Turkey reopened restaurants, cafes and Istanbul's iconic 15th century Grand Bazaar market on Monday as the government further eased coronavirus restrictions. Many other facilities including parks, beaches, libraries and museums reopened across the country, while millions of public sector employees returned to work.

At Istanbul's landmark Grand Bazaar, traders were dusting the shelves and tidying their shops while janitors scrubbed floors as the world-famous site welcomed visitors again. The bazaar on the historic peninsula also home to tourist sites such as the Hagia Sophia museum and the Blue Mosque, was closed on March 23 to stem the spread of the coronavirus.

The bazaar – which was built in 1455 just two years after the Ottomans seized Istanbul, then known as Constantinople – is home to almost 3,000 shops where more than 30,000 people work. It was the market's longest closure in its more than 550-year-old history that did not involve fires or earthquakes. 

A restaurant, in Ankara, Turkey, June 1, 2020. /AP

A restaurant, in Ankara, Turkey, June 1, 2020. /AP

Turkey, with a population of 83 million, has recorded over 4,500 virus-related deaths. The government has boasted of its success in handling the outbreak and avoiding becoming a virus hotspot such as Italy or the United Kingdom. 

Officials say the pandemic is now under control, but have repeatedly warned citizens to respect social distancing rules and wear masks outside.

Bars and nightclubs remain closed, while restaurants and cafes – open for the first time since March 16 – must space tables apart and diners must wear masks when they are not eating. 

In one cafe near Istanbul's central Taksim square, mannequins have been set up at the tables to aid social distancing and give the impression that the place is busier.

Domestic flights also resumed between a limited number of cities, as an inter-city travel ban was lifted, with national carrier Turkish Airlines carrying out its first trip since early April. International flights remain suspended until June 10. 

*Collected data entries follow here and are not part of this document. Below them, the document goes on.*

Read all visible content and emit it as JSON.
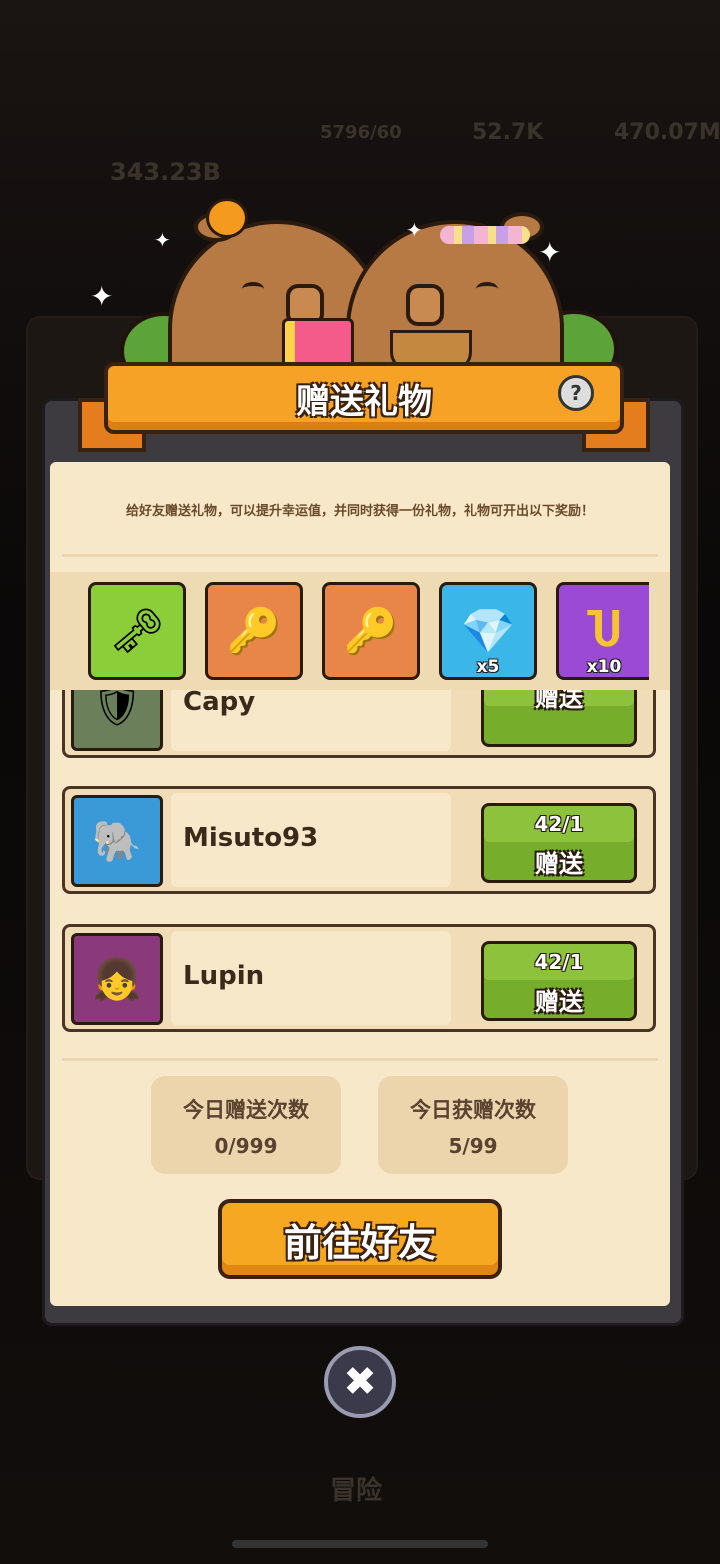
{
  "background": {
    "ghost_texts": [
      "5796/60",
      "52.7K",
      "470.07M",
      "343.23B",
      "冒险"
    ]
  },
  "dialog": {
    "title": "赠送礼物",
    "help_icon": "question-icon",
    "description": "给好友赠送礼物，可以提升幸运值，并同时获得一份礼物，礼物可开出以下奖励！"
  },
  "rewards": [
    {
      "icon": "silver-key-icon",
      "glyph": "🗝",
      "qty": "",
      "color": "#8ccd3a"
    },
    {
      "icon": "gold-key-icon",
      "glyph": "🔑",
      "qty": "",
      "color": "#e8864a"
    },
    {
      "icon": "gem-key-icon",
      "glyph": "🔑",
      "qty": "",
      "color": "#e8864a"
    },
    {
      "icon": "crystal-icon",
      "glyph": "💎",
      "qty": "x5",
      "color": "#3ab6e8"
    },
    {
      "icon": "horseshoe-icon",
      "glyph": "Ⴎ",
      "qty": "x10",
      "color": "#9a4ad4"
    }
  ],
  "friends": [
    {
      "name": "Capy",
      "count": "",
      "send_label": "赠送"
    },
    {
      "name": "Misuto93",
      "count": "42/1",
      "send_label": "赠送"
    },
    {
      "name": "Lupin",
      "count": "42/1",
      "send_label": "赠送"
    }
  ],
  "stats": {
    "sent": {
      "label": "今日赠送次数",
      "value": "0/999"
    },
    "received": {
      "label": "今日获赠次数",
      "value": "5/99"
    }
  },
  "go_button": "前往好友",
  "close_icon": "close-icon"
}
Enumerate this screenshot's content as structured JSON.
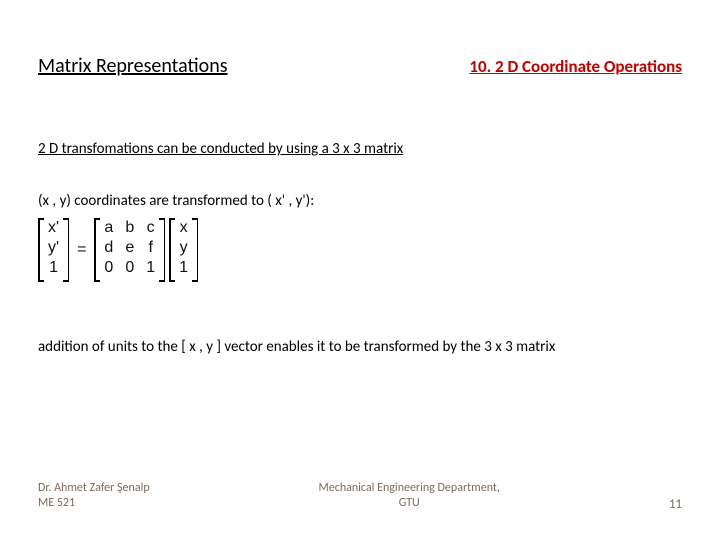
{
  "header": {
    "left": "Matrix Representations",
    "right": "10. 2 D Coordinate Operations"
  },
  "body": {
    "line1": "2 D transfomations can be conducted by using a 3 x 3 matrix",
    "line2": "(x , y) coordinates are transformed to ( x' , y'):",
    "line3": "addition of units to the [ x , y ] vector enables it to be transformed by the 3 x 3 matrix"
  },
  "matrix": {
    "lhs": [
      "x'",
      "y'",
      "1"
    ],
    "eq": "=",
    "m": [
      [
        "a",
        "b",
        "c"
      ],
      [
        "d",
        "e",
        "f"
      ],
      [
        "0",
        "0",
        "1"
      ]
    ],
    "rhs": [
      "x",
      "y",
      "1"
    ]
  },
  "footer": {
    "author": "Dr. Ahmet Zafer Şenalp",
    "course": "ME 521",
    "dept1": "Mechanical Engineering Department,",
    "dept2": "GTU",
    "page": "11"
  }
}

All visitors must wear masks at the bazaar, and customer numbers are limited inside shops. Some of the traders complained of inadequate air flow. 

"Windows in the bazaar's main artery are open but this isn't the case in this section," said Celal, brushing off the dust on "evil eye" jewelry. He hoped windows would be opened because there was no air conditioning. "Otherwise we're like in a fish bowl," he said.